Q - Ce sera une démarche partielle et hypocrite mais ce sera déjà un geste.
R - Ce ne sera pas hypocrite du tout, c'est un geste et les gestes comptent dans la politique internationale
(...)
La principale avancée du traité de Lisbonne c'est aussi dans le domaine de la politique étrangère et dans le domaine de la politique de défense, nous avons trouvé un bon compromis la-dessus. Si sur ces sujets là, les citoyens ne notent pas de différence entre l'avant et l'après, nous aurons perdu. Vous devez faire à vingt-sept et le Dalaï-Lama ne doit pas visiter vingt-sept capitales. L'un de nos objectifs durant la Présidence française est ambitieux. C'est de faire en sorte qu'il y ait l'Europe de la sécurité et l'Europe de la défense et c'est une chose qui est importante. Car il n'est pas normal qu'un espace de 500 millions d'habitants qui veut peser économiquement dans le monde, ne se dote pas d'une politique de sécurité commune.

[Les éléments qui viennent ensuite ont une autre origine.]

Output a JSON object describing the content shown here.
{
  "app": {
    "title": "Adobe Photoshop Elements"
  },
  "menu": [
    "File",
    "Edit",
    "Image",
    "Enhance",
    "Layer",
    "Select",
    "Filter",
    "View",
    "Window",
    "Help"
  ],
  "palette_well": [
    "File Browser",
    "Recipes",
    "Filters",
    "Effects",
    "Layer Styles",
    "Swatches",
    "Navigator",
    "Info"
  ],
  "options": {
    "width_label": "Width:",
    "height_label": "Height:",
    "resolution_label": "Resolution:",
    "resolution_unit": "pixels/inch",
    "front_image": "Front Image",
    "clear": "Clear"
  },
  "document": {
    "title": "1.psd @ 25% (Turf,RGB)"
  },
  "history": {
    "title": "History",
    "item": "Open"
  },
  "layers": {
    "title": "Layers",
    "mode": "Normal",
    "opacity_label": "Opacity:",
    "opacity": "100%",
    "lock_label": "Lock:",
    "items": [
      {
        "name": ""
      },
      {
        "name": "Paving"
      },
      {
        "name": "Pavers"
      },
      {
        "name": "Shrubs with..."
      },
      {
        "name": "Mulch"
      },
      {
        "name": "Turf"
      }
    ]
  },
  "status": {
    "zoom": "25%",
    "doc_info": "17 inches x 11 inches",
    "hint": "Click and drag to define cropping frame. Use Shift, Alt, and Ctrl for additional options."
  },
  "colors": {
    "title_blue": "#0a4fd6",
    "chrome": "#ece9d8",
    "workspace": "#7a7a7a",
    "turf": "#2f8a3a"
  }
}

Q - Avec un armement commun sauf la dissuasion française ?
R - La dissuasion française, comme cela a été indiqué, peut être, aussi, au service des intérêts européens.
Q - Mais c'est la France qui en garde la maîtrise ?
Oui, c'est la France qui en garde la maîtrise, mais c'est à voir et à regarder dans le cadre d'une politique européenne.
Q - L'Europe de la défense va-t-elle concevoir une action européenne comme agent du monde d'aujourd'hui avec ce que cela suppose avec les possibilités de puissance, les possibilités d'être un acteur à part entière. Est-ce que cela va jusque là l'Europe de la défense ?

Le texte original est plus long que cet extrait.